Negotiating a cache has two results:

Negotiation cache takes effect, return 304 Not Modified
Negotiation cache invalid, return 200 and request result

This is implemented with two HTTP headers:

Last-Modified
Etag

1.Last-Modified

When the browser requests a resource for the first time and the server returns the resource, last-Modified information is displayed in the Response Header, indicating the Last modification time of the resource on the server. The browser caches the data files and headers after receiving them.

The next time the browser requests the resource, the browser detects a last-Modified Header and adds the last-Modified time to the if-Modified-since Header.

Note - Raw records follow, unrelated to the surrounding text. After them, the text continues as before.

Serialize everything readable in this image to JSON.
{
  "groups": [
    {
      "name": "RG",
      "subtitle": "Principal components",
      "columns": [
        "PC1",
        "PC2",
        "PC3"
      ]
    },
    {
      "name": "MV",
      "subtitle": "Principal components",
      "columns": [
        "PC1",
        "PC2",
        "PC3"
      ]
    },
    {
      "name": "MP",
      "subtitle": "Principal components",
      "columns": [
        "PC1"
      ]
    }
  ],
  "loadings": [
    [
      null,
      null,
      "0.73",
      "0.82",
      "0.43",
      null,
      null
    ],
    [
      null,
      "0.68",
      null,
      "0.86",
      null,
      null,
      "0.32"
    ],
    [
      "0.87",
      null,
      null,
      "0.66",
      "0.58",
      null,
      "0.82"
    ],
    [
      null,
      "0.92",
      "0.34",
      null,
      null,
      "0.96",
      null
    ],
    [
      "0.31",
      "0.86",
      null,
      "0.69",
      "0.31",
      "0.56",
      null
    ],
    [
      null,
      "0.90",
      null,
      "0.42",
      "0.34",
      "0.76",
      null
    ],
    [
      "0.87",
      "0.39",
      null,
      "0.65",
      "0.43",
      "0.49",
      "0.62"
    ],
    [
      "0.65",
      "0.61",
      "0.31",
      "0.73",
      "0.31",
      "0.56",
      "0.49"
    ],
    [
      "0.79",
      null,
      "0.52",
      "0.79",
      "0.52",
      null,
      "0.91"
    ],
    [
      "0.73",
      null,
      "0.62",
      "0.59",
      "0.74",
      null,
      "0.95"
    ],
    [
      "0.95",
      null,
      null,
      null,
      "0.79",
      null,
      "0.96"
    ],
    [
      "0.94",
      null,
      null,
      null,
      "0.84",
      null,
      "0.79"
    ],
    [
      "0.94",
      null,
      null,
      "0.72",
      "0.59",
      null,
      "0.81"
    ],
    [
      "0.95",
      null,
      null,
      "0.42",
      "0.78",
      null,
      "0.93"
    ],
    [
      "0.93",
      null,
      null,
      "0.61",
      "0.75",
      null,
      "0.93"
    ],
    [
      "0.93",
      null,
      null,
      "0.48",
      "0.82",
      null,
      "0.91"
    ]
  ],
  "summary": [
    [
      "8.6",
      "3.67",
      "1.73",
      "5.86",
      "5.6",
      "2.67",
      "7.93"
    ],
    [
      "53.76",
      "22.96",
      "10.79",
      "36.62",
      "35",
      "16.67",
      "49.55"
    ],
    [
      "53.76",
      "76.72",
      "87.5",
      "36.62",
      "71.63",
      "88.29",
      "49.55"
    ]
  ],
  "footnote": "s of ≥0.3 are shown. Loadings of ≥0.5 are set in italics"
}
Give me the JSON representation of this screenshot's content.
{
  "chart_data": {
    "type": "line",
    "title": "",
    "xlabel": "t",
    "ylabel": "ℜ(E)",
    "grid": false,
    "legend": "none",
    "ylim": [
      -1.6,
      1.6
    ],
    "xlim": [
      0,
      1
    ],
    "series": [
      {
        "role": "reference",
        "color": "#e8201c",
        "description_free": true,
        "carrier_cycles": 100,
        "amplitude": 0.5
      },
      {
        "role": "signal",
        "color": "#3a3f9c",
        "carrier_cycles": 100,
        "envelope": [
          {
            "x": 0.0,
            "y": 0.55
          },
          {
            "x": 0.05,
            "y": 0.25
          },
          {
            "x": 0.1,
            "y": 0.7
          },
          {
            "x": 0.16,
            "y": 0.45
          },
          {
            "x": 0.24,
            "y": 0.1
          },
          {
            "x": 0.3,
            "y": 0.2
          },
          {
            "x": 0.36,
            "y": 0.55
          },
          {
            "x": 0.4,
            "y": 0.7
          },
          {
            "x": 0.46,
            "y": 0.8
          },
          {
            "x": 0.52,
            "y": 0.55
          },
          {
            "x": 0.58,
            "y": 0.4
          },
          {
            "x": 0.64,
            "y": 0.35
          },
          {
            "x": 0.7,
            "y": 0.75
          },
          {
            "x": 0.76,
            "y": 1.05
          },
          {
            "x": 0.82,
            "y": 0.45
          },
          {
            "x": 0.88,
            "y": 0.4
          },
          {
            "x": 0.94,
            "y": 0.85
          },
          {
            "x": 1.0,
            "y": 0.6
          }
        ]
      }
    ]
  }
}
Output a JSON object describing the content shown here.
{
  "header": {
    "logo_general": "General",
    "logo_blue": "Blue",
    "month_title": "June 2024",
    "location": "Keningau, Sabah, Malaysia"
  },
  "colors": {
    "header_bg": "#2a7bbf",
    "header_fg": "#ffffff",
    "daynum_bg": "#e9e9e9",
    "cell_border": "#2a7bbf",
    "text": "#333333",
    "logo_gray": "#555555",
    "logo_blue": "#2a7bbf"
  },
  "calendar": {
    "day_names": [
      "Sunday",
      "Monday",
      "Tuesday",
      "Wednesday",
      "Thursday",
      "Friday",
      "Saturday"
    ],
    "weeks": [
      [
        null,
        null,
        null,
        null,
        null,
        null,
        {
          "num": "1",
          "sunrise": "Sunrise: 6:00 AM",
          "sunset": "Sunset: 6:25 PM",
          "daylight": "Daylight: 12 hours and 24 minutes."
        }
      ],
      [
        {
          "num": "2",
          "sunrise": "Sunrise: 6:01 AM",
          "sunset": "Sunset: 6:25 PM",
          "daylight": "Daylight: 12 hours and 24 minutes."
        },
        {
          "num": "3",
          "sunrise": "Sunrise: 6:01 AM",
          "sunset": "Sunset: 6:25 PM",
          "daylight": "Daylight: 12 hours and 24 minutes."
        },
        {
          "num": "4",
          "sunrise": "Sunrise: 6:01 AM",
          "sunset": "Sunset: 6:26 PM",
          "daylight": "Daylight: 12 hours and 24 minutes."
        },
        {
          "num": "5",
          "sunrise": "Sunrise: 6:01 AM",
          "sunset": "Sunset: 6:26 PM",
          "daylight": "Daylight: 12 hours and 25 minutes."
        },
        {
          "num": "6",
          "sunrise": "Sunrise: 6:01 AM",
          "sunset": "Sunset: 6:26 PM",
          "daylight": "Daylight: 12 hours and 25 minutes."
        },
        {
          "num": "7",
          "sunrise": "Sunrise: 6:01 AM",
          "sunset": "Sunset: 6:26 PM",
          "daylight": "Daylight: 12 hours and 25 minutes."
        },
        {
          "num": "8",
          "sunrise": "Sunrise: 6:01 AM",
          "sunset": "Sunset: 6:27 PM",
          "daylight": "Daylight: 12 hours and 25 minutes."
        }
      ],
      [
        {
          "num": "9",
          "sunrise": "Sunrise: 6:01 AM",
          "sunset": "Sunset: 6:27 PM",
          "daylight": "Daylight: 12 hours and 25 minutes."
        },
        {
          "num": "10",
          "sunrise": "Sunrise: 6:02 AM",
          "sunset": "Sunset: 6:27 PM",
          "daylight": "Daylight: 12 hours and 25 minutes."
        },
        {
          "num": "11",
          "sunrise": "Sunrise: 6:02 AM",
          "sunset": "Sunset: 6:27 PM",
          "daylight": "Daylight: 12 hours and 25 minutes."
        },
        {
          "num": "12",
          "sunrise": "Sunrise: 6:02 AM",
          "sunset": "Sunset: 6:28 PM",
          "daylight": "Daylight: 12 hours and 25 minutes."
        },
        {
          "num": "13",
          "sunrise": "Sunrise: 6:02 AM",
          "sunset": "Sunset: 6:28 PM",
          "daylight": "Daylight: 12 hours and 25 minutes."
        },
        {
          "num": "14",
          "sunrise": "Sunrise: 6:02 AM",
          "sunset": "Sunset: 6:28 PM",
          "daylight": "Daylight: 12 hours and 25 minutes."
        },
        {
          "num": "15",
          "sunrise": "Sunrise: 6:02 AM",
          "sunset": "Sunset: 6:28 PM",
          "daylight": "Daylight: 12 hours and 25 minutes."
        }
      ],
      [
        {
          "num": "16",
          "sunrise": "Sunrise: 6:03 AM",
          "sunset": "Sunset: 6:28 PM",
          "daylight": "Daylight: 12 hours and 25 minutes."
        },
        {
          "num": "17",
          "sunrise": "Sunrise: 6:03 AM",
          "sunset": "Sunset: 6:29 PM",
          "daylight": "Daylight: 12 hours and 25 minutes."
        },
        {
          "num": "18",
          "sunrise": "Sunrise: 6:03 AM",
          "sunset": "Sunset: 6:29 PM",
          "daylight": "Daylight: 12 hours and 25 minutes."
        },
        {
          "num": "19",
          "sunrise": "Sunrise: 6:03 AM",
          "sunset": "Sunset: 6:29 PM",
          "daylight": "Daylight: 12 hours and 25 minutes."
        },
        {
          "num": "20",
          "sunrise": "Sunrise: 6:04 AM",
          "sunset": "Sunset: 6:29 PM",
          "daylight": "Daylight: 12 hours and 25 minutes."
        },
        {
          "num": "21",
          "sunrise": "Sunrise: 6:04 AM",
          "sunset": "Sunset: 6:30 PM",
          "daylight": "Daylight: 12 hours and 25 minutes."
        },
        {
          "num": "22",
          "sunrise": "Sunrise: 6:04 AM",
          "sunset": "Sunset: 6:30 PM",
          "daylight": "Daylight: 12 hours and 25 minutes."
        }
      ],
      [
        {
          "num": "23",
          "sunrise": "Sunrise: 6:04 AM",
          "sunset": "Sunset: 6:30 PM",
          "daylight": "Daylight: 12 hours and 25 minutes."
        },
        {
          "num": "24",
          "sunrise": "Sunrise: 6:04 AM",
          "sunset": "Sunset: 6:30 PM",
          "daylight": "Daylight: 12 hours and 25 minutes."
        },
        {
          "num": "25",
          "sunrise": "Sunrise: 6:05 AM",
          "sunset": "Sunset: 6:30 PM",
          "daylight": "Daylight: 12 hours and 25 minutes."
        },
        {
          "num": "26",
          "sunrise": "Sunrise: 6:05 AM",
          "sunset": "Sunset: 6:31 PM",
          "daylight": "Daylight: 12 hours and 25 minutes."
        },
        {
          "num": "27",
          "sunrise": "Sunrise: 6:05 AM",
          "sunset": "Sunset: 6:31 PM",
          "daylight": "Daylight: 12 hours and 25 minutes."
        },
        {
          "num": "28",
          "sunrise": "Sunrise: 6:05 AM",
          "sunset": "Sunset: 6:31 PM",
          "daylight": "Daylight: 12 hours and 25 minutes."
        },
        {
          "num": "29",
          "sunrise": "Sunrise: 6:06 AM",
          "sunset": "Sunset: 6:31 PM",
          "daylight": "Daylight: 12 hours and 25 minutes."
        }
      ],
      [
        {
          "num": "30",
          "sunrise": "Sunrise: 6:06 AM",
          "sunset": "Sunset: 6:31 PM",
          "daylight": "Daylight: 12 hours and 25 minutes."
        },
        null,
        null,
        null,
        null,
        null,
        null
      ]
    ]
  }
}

When the server receives the resource request, it compares the time in if-modified-since with the last modification time of the resource in the server. 304 is returned If the last modification time is larger than the time in if-modified-since. 200 and the new resource file are returned.

Disadvantages:

If the cache file is opened locally, last-Modified will be Modified even if it is not Modified. The server will think that the resource is updated and send the same resource
Last-modified can only be timed in seconds. If it is Modified more than once in a second, the server will not perceive it and will return 304 without returning a new resource (like Expires)

2.Etag

Etag is a unique identifier (generated by the server) of the current resource file returned when the server responds to the request. As long as the resource file changes, Etag will be generated again.

The next time the browser requests a resource, it puts the last Etag in the if-none-match of the request Header. The server compares if-none-match with the Etag in its own server to determine whether to return the resource.

3. Compare the two

High accuracy of Etag
Last-modified is efficient, and the HASH of Etag is calculated according to the content of the file
Etag has a high priority

6. Caching mechanism

The strong cache takes precedence over the negotiated cache. If the strong cache takes effect, the resources with the strong cache are used directly. Otherwise, the negotiated cache is used and the server decides whether to use the cache.

If no caching mechanism is set, the browser defaults to 10%*(date-last-Modified).

Vii. Actual usage scenarios

1. Frequently changing resources

Using a negotiated Cache, using cache-control: no-cache to make the browser request the server each time, can significantly reduce the size of the response data.

2. Resources that are not constantly changing

With strong caching, set max-age to a large amount of time (such as a year), after which the cached content can be used by requesting the same URL. If the file has been updated but the max-age has not expired, you need to add hash, version number and other information to the URL.

The impact of user behavior on browser cache

1. Reload normally

If the cache is hit, the resource in the cache is used directly.

2. Hard reload

Clear the shallow cache, some of the cache is still there.

2. Clear the cache and reload it

All caches are cleared, this page and other pages are wrapped, and all resources are retrieved.